宗教や倫理学は日常的な倫理観、道徳的感覚そのものではありませんが、それらに基づきつつ、それらを鋭く表現したものです。宗教の戒律や倫理学の教説は、そうした日常的な考えや感覚の一部を反映しているのです。したがって、善を為すことよりも悪を為すことを避けることの方が優先するという判断は、広範な支持を得るはずだと言ってよいと思います。
あるいは、現代社会の政治的な枠組みの基礎部分である個人主義・自由主義の考え方にも、善を為すことよりも悪を避けることを優先する考えが含まれます。個人主義・自由主義では、他人に危害を加えないかぎり、基本的には何をするのも個々人の自由です。愚かな行為をするのも、それが他人に害を与えないかぎり、個人の自由です。

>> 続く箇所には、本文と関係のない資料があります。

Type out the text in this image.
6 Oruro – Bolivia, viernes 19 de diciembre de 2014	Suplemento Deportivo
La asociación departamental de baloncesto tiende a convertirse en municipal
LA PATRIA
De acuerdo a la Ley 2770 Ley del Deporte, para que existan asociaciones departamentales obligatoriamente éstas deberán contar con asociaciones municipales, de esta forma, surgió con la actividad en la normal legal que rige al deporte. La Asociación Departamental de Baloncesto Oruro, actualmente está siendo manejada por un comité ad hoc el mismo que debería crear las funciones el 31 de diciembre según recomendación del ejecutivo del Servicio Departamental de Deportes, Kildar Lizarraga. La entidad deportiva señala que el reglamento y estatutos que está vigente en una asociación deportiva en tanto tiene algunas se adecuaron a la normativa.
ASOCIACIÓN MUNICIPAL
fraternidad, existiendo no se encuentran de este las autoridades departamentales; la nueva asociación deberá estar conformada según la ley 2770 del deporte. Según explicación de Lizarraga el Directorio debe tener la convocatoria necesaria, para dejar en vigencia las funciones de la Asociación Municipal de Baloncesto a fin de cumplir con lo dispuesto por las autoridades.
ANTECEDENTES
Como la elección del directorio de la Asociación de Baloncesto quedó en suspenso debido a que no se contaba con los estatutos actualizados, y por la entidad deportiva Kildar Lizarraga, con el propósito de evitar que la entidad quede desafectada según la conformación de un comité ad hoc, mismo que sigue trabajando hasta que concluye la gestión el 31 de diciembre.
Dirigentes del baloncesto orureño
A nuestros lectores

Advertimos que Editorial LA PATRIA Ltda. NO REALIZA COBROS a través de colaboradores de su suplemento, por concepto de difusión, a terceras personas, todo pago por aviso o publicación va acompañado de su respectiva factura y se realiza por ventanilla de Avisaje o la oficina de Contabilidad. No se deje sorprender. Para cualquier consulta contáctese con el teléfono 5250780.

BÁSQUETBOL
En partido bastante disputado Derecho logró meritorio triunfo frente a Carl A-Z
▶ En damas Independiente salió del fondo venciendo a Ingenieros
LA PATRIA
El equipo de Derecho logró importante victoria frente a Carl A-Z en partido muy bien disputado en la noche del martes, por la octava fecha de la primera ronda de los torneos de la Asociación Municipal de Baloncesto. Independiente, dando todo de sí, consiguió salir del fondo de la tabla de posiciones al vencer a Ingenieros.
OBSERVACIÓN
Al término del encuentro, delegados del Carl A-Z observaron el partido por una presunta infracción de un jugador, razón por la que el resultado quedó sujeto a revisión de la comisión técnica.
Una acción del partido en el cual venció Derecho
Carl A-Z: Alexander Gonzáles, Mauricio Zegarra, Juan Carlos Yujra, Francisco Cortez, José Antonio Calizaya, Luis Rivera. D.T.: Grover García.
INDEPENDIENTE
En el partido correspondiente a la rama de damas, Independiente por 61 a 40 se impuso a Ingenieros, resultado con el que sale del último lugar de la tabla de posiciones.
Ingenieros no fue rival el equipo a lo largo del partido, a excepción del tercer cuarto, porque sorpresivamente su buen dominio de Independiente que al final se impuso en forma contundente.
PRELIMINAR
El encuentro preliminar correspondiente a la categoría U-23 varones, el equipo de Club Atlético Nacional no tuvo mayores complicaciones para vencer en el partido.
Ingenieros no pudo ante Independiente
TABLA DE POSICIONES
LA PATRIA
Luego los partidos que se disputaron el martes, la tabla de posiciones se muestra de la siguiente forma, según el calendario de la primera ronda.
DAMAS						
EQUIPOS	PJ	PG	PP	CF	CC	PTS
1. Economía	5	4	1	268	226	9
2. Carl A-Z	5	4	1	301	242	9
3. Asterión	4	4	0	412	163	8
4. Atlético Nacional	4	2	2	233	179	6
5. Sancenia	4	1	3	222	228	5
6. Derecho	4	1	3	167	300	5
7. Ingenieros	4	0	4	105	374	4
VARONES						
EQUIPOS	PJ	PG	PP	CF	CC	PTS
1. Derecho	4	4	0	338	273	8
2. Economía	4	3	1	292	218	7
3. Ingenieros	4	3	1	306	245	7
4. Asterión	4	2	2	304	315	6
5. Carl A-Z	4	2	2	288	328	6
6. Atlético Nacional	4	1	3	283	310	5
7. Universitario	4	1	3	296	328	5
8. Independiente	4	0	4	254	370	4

ある人が競馬に大金を賭けるのも、それが周囲の人に損害を与えないかぎりでは自由です。あなたがその人を説得し、賭けるのをやめさせることができたなら、あなたは親切な人であり善きことをなしたと言えますが、そうしなければならない義務はありません。しかしあなたがその人が賭けようとしていた大金を取り上げて使えなくしてしまったら、それはその人の自由、権利の侵害という悪を為したことになります。それはすべきことではない、それをしないことはあなたの守るべき義務なのです。
このように、善きことを為すという積極的な義務よりも、悪しき行いを避けるという消極的な義務のほうが優先度が高く、それゆえ、過去になされたかもしれないいじめの悪を指摘し批判するという善行をすることよりも、過去になされなかったかもしれないいじめの悪を指摘し批判することで他者を不当に扱うことを避けることを優先するべきだということは、私たちが受けれ入れている倫理的な考え方、道徳的感覚からしてもっともらしい方針だと言えます。